Pastor, Is Your Church Prepared to Sing Through Sorrow?

Every Sunday, there are sufferers attending your Sunday morning worship services. Whether you can see it or not, grief and sorrow is always overwhelming someone in the room. Occasionally, though, grief strikes an entire church body to the core. That has been our church body over the last week. On Sunday, two weeks ago, we prayed over a sweet family as the husband was to begin a new ministry role in our church serving as the deacon of global missions. We gathered around the family and laid hands on them in prayer not knowing the circumstances they would face just two days later. With no warning, their one-year-old son passed from this world.

On the night of his death, there were several church members who had gathered to visit the family. After receiving the news that baby Gabriel would soon pass, many of the visiting church members gathered in the small hospital chapel. By the time I filed into the chapel, you could already hear the precious sound of trembling voices beginning to sing. At a loss for words to pray, they sang.

They sang the following:

  • It is Well with My Soul
  • He Will Hold Me Fast
  • Lord From Sorrow Deep I Call
  • The Goodness of Jesus
  • Christ the Sure and Steady Anchor
  • Christ is Mine Forevermore
  • Psalm 23 (Surely Goodness, Surely Mercy)
  • Is He Worthy?

They didn’t have to google songs for the sorrowful soul. They sang songs that they knew by heart. They sang many of the songs that we often sing in our congregation regularly. They sang songs rich with the theology that they had rehearsed for such a time as this.

Pastor, your worship set and song bank for Sunday mornings is more than a chance to impress the visitor. Its more than a chance to create a particular energy or worship environment. The songs you lead your church to sing contain the prayers they will need to pray in their affliction. Give them the theology they will need to remember, but won’t have the strength to articulate through anything but song.

Think deeply about the words you put on the lips of your beloved congregation.
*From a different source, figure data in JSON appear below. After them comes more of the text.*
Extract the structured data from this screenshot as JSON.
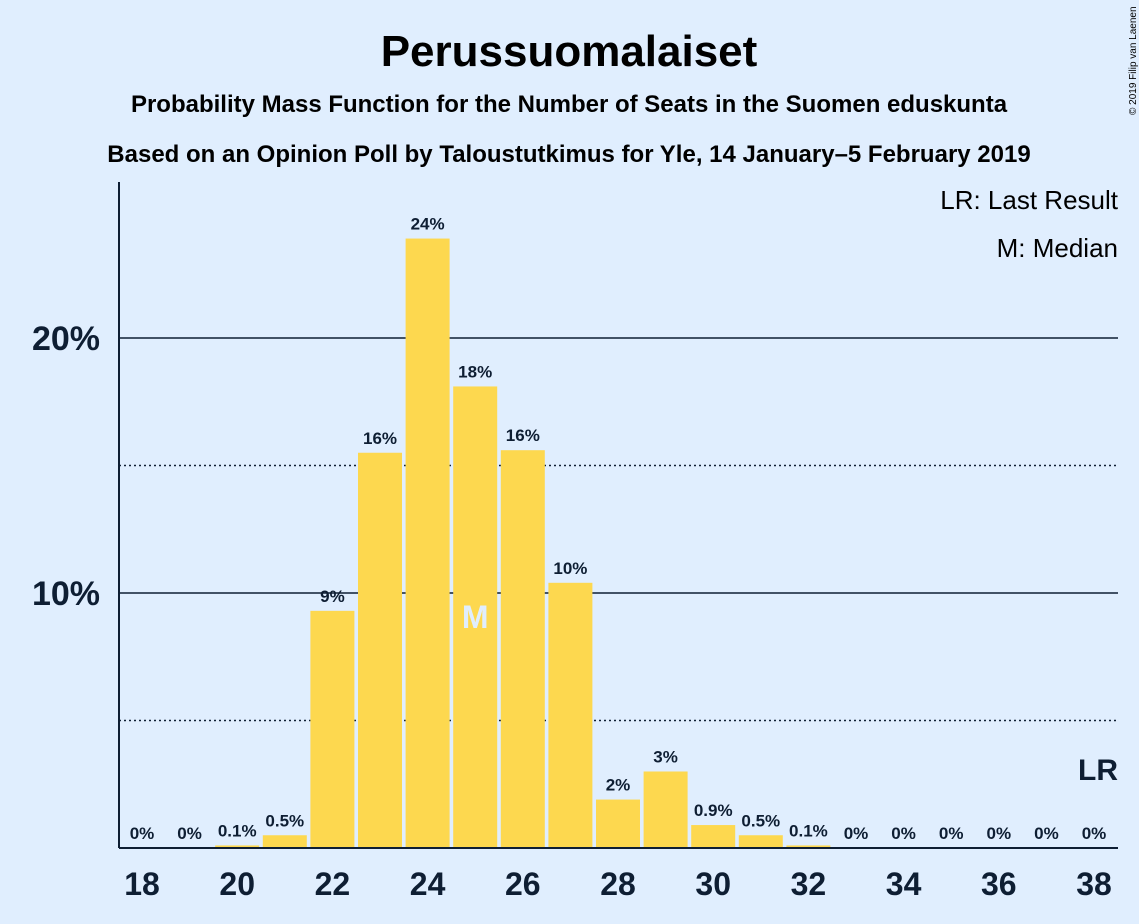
{
  "header": {
    "title": "Perussuomalaiset",
    "subtitle1": "Probability Mass Function for the Number of Seats in the Suomen eduskunta",
    "subtitle2": "Based on an Opinion Poll by Taloustutkimus for Yle, 14 January–5 February 2019",
    "copyright": "© 2019 Filip van Laenen"
  },
  "legend": {
    "lr": "LR: Last Result",
    "median": "M: Median"
  },
  "chart_data": {
    "type": "bar",
    "x": [
      18,
      19,
      20,
      21,
      22,
      23,
      24,
      25,
      26,
      27,
      28,
      29,
      30,
      31,
      32,
      33,
      34,
      35,
      36,
      37,
      38
    ],
    "values": [
      0,
      0,
      0.1,
      0.5,
      9.3,
      15.5,
      23.9,
      18.1,
      15.6,
      10.4,
      1.9,
      3.0,
      0.9,
      0.5,
      0.1,
      0,
      0,
      0,
      0,
      0,
      0
    ],
    "labels": [
      "0%",
      "0%",
      "0.1%",
      "0.5%",
      "9%",
      "16%",
      "24%",
      "18%",
      "16%",
      "10%",
      "2%",
      "3%",
      "0.9%",
      "0.5%",
      "0.1%",
      "0%",
      "0%",
      "0%",
      "0%",
      "0%",
      "0%"
    ],
    "xticks": [
      "18",
      "20",
      "22",
      "24",
      "26",
      "28",
      "30",
      "32",
      "34",
      "36",
      "38"
    ],
    "yticks": [
      {
        "value": 10,
        "label": "10%"
      },
      {
        "value": 20,
        "label": "20%"
      }
    ],
    "minor_gridlines": [
      5,
      15
    ],
    "ylim": [
      0,
      26
    ],
    "median": {
      "x": 25,
      "label": "M"
    },
    "last_result": {
      "x": 38,
      "label": "LR"
    },
    "colors": {
      "bar": "#fdd84f",
      "background": "#e0eefe",
      "text": "#0e1e33",
      "median_text": "#e0eefe"
    }
  }
}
Be intentional with the prayers prayed, songs sang, and Scripture read when you gather on the Lord’s day. You are preparing a people to shine brightly for the glory of Christ in the depths of the deepest kinds of darkness. I am beyond thankful for our associate pastor, Drew O’Neal, who gives himself to prayer every week particularly over the way in which he will shepherd us through song. The fruit of his labor was made evident this week.

Colossians 3:16
“Let the word of Christ dwell richly among you, in all wisdom teaching and admonishing one another through psalms, hymns, and spiritual songs, singing to God with gratitude in your hearts.”